A Câmara de Araçatuba aprovou durante a sessão desta segunda-feira (21) os projetos que previam reajustes diferentes para os salários de servidores municipais e os de secretários, chefe de gabinete do prefeito e procurador jurídico do município. Os primeiros terão 5,1% de aumento, enquanto os demais, 9,22%. 

Apenas os vereadores Arlindo Araújo (PPS) e Cido Saraiva (PMDB) votaram contra o reajuste maior para os secretários e demais integrantes do governo de Dilador Borges (PSDB). Para Araújo, a insistência do prefeito Dilador Borges (PSDB) em dar o reajuste diferenciado para os secretários é um desgaste desnecessário. 

“Tratar de forma desigual aqueles que recebem salários oriundos da mesma fonte pagadora é muito ruim para a administração e acaba desmotivando os funcionários de carreira”, afirmou. Ele ainda questionou: “Qual categoria profissional teve um reajuste deste tamanho, de quase 10%, no País?”

Arlindo Araújo lembrou que os secretários tiveram um reajuste superior a 50% nos salários na gestão anterior, sob a alegação de que o salário era pouco e que não se conseguiria contratar profissionais de qualidade para o cargo de secretário. “Fica ruim para a administração, porque parece que são os amigos do rei que vão ser beneficiados. O restante é o restante”, disse.

Já o vereador Cido Saraiva (PMDB) apresentou uma conta para demonstrar quanto o reajuste de 9,22% sobre o salário dos secretários vai custar aos cofres públicos. O aumento, de R$ 957,77, vai elevar os salários de R$ 10.388,99 para 11.345,77, e representar R$ 14.366,55 a mais por mês, levando em conta que são 15 secretários. Por ano, serão R$ 172 mil a mais de gastos.

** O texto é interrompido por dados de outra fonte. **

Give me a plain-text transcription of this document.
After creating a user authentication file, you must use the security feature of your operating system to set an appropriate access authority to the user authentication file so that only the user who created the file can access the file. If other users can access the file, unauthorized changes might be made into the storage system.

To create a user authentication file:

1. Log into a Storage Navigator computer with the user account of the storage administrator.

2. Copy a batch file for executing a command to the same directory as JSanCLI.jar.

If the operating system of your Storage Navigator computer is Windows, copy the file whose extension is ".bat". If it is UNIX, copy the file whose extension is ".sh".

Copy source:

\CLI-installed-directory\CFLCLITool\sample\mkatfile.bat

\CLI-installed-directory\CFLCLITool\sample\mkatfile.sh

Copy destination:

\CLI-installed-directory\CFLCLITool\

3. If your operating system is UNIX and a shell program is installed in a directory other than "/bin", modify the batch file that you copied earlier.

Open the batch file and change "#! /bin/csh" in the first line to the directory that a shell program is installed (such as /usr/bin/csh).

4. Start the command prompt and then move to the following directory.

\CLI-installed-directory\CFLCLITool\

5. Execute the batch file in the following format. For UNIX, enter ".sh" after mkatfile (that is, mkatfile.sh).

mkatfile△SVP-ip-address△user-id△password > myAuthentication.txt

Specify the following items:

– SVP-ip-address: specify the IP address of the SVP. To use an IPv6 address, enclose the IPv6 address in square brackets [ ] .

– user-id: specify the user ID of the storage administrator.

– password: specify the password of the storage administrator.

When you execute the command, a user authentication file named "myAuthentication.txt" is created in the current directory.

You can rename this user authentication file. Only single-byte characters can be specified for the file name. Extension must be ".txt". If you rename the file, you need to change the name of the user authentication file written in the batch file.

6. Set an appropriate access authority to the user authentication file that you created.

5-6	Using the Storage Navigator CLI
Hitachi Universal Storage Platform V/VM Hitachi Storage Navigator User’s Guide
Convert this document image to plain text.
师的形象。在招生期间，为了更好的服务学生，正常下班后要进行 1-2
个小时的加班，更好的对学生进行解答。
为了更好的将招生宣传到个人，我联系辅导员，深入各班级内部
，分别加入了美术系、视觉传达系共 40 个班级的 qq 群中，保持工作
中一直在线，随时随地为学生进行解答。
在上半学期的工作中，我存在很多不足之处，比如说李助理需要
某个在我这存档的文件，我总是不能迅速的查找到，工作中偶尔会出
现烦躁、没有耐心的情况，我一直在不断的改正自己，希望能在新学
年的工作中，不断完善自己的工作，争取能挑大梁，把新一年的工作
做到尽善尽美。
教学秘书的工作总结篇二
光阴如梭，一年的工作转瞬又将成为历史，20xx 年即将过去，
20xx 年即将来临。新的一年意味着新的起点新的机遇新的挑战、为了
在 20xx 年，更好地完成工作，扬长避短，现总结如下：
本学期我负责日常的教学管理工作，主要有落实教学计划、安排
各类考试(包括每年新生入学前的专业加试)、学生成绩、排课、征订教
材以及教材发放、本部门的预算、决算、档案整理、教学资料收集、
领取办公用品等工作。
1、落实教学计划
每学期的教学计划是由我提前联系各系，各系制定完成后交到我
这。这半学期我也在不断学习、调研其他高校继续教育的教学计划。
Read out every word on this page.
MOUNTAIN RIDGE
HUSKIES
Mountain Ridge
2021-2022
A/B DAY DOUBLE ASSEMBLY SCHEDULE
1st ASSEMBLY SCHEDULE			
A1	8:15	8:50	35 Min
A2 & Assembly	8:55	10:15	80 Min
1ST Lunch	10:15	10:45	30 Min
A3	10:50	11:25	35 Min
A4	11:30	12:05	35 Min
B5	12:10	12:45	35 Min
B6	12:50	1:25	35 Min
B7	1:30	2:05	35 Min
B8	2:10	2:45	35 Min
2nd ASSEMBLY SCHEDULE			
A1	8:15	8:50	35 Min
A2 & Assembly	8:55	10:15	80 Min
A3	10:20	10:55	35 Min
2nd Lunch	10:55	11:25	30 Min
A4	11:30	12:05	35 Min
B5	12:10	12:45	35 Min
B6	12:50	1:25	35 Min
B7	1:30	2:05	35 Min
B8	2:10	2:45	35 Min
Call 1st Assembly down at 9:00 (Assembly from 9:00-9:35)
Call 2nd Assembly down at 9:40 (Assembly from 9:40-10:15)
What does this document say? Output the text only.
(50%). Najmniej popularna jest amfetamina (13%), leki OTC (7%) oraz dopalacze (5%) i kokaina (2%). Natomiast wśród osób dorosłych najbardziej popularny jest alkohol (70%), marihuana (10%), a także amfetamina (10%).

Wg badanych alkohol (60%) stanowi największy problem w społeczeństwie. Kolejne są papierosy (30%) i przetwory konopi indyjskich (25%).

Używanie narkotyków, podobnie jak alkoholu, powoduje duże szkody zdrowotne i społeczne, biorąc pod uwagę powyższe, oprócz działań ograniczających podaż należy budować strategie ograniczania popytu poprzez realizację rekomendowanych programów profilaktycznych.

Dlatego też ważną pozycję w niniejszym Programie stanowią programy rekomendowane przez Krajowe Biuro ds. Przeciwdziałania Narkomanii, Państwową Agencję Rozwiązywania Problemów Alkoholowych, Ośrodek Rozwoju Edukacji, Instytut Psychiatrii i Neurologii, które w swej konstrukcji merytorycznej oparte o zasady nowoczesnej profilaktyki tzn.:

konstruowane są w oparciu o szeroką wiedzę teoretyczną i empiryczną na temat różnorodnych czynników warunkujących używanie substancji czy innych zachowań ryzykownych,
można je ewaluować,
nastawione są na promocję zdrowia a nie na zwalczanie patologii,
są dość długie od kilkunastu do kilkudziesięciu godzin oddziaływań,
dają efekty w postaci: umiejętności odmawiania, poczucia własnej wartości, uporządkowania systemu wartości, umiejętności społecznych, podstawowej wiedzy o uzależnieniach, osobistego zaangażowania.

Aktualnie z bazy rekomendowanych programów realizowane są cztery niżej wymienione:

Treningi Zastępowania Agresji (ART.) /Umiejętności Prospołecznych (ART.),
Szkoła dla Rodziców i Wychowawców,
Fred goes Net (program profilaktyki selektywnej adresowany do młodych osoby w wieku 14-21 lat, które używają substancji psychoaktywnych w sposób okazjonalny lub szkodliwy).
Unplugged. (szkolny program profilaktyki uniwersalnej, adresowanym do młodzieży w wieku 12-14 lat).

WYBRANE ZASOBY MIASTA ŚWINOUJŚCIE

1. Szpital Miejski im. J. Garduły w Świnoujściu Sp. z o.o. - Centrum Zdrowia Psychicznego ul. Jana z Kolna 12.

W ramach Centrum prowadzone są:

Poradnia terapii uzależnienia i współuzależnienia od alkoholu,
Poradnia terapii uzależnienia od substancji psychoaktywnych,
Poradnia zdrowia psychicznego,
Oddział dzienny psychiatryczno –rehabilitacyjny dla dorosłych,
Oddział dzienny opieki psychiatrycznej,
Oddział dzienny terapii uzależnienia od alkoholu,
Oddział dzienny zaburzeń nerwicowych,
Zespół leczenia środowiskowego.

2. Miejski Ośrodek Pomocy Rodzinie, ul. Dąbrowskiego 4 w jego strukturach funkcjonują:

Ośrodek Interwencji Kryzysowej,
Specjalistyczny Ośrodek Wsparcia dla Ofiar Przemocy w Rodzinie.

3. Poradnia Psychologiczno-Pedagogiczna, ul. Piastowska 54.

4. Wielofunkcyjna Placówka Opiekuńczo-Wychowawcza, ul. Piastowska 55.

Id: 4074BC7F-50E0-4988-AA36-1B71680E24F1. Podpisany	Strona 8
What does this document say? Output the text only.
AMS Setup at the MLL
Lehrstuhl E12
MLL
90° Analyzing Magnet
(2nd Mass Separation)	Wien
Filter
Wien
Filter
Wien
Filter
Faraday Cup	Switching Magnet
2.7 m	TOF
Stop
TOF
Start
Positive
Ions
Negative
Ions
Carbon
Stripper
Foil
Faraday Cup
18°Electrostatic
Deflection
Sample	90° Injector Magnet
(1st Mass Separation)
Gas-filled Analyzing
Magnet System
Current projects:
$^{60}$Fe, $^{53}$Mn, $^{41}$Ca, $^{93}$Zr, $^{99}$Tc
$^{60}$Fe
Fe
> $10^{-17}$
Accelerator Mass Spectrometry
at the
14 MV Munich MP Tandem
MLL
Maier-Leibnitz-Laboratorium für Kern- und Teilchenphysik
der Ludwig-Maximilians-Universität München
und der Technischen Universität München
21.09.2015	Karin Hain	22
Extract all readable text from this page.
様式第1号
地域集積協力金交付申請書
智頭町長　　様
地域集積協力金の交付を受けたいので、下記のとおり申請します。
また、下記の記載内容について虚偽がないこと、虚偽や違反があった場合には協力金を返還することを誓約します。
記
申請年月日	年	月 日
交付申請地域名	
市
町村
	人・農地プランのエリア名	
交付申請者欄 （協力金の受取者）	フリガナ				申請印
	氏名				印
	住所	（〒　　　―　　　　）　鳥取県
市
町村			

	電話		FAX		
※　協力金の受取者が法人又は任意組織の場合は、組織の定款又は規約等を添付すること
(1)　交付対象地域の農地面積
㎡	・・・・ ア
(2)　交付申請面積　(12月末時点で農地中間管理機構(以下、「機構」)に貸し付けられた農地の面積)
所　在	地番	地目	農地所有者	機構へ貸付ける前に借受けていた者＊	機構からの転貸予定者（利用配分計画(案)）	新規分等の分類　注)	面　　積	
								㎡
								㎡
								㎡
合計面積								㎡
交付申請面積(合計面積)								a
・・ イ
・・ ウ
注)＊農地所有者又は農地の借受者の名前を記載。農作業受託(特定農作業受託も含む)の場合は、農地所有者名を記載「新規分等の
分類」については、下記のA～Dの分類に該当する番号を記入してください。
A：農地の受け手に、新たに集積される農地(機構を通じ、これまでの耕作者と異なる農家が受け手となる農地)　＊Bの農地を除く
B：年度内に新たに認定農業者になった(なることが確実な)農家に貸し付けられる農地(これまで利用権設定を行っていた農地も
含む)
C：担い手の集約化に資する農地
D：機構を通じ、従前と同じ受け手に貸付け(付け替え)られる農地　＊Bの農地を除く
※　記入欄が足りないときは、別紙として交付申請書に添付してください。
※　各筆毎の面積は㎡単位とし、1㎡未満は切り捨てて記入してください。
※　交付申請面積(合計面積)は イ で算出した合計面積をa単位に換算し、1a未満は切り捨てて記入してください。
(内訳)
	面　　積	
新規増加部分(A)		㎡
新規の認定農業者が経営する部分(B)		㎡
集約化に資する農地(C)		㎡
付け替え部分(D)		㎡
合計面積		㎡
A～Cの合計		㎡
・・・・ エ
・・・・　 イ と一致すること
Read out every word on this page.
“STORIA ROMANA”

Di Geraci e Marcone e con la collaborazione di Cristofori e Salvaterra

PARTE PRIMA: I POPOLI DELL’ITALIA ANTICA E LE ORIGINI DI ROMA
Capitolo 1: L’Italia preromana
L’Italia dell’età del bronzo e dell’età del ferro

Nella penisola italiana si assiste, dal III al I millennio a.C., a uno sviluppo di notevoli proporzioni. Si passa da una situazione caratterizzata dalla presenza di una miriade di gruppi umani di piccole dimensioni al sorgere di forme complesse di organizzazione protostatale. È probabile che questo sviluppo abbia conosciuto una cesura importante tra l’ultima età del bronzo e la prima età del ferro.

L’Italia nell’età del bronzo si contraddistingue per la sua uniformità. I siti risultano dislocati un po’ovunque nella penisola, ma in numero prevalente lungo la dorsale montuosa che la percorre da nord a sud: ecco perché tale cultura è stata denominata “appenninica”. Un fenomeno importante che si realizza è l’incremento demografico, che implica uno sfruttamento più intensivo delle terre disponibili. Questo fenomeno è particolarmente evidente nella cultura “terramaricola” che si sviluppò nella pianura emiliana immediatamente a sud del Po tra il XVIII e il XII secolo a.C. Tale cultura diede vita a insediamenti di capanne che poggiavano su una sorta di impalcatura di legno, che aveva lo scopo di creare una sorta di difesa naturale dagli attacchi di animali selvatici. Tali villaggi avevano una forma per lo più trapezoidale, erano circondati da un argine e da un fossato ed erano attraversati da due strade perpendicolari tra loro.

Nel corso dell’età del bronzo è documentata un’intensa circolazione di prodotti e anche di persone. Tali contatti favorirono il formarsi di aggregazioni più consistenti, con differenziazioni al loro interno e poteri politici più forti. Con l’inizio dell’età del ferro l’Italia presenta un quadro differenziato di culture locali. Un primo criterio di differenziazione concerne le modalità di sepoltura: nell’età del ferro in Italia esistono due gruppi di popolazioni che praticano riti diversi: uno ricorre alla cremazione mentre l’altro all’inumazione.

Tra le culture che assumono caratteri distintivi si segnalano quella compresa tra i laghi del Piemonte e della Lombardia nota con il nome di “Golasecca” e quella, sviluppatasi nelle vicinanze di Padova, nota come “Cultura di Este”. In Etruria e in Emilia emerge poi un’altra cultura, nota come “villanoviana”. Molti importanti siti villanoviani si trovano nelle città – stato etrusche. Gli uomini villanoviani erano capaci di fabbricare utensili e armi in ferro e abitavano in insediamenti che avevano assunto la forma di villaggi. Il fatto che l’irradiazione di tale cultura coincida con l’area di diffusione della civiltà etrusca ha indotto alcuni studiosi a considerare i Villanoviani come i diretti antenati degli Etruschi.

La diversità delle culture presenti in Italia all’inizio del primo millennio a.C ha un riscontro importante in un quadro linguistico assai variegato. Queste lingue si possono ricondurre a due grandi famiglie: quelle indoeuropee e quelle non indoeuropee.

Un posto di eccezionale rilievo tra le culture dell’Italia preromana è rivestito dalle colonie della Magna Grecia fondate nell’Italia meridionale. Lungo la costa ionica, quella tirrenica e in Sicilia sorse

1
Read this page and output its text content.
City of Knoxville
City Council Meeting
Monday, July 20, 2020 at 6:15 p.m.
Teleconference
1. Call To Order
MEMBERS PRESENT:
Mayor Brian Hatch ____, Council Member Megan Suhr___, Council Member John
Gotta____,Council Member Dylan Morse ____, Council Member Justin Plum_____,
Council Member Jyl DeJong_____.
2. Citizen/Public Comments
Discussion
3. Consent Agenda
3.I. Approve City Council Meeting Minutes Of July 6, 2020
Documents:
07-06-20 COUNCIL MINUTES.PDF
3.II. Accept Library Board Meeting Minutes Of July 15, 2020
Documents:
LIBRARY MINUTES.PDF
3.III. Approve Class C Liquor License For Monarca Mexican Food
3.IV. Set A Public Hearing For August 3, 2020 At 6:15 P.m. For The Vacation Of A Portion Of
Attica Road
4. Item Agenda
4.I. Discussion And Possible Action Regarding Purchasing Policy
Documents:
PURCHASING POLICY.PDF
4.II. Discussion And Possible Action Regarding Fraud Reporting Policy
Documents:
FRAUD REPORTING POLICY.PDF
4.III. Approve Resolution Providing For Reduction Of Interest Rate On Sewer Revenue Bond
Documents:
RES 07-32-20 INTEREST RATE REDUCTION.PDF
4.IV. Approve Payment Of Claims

“Voto contra este projeto porque a diferença é grande”, afirmou Saraiva. Ele considera que o justo é a igualdade, ou seja, aumento de 5,1% para todos, tanto para servidores quanto para secretários.
Em sua conta, ele destacou que o reajuste de 5,1% sobre os vencimentos dos servidores vai representar apenas R$ 57 de aumento para os que recebem o menor salário no município, que hoje é de R$ 1.128,00. “O aumento dado aos secretários, de R$ 957,77, é quase o salário inteiro dos que ganham menos na Prefeitura”, complementou Arlindo Araújo. E, mais uma vez, questionou: “Será o Benedito que o supermercado onde o secretário compra é mais barato que o do servidor?” 

GANHO REAL

O vereador Denilson Pichitelli (PSL) não quis entrar na discussão do reajuste dos salários dos secretários e limitou-se a falar sobre o aumento para os servidores. Ele considerou uma vitória ter conseguido com que a Prefeitura não fizesse o parcelamento do reajuste este ano, como ocorreu em 2017. Dos 5,1% de aumento para os servidores, 2,94% equivalem à reposição da inflação e os 2,16% são considerados aumento real. Sobre o reajuste do vale alimentação, que passou dos R$ 270,00 para os R$ 300,00, considerou um avanço. “Neste caso, o reajuste foi de 11%”, lembrou.

SEM REAJUSTE

Ao defender o aumento salarial dos secretários, chefe de gabinete e procurador jurídico do município, o vereador Almir Fernandes Lima (PSDB) chegou a dizer que não estava havendo reajuste sobre os salários. “Falar que os secretários estão ganhando mais que os servidores é uma redundância, isso não está acontecendo. Os secretários não estão ganhando um centavo a mais que os servidores municipais”, afirmou. 
Lima ainda disse que os secretários não tiveram reajuste no ano passado e que, por isso, está sendo dado agora. “O prefeito não está acumulando passivo trabalhista. Todos os percentuais inflacionários estão sendo pagos”.

A fala de Fernandes irritou o vereador Arlindo Araújo, que voltou a dizer que “os amigos do rei” estavam sendo beneficiados com o dobro do aumento concedido aos demais servidores.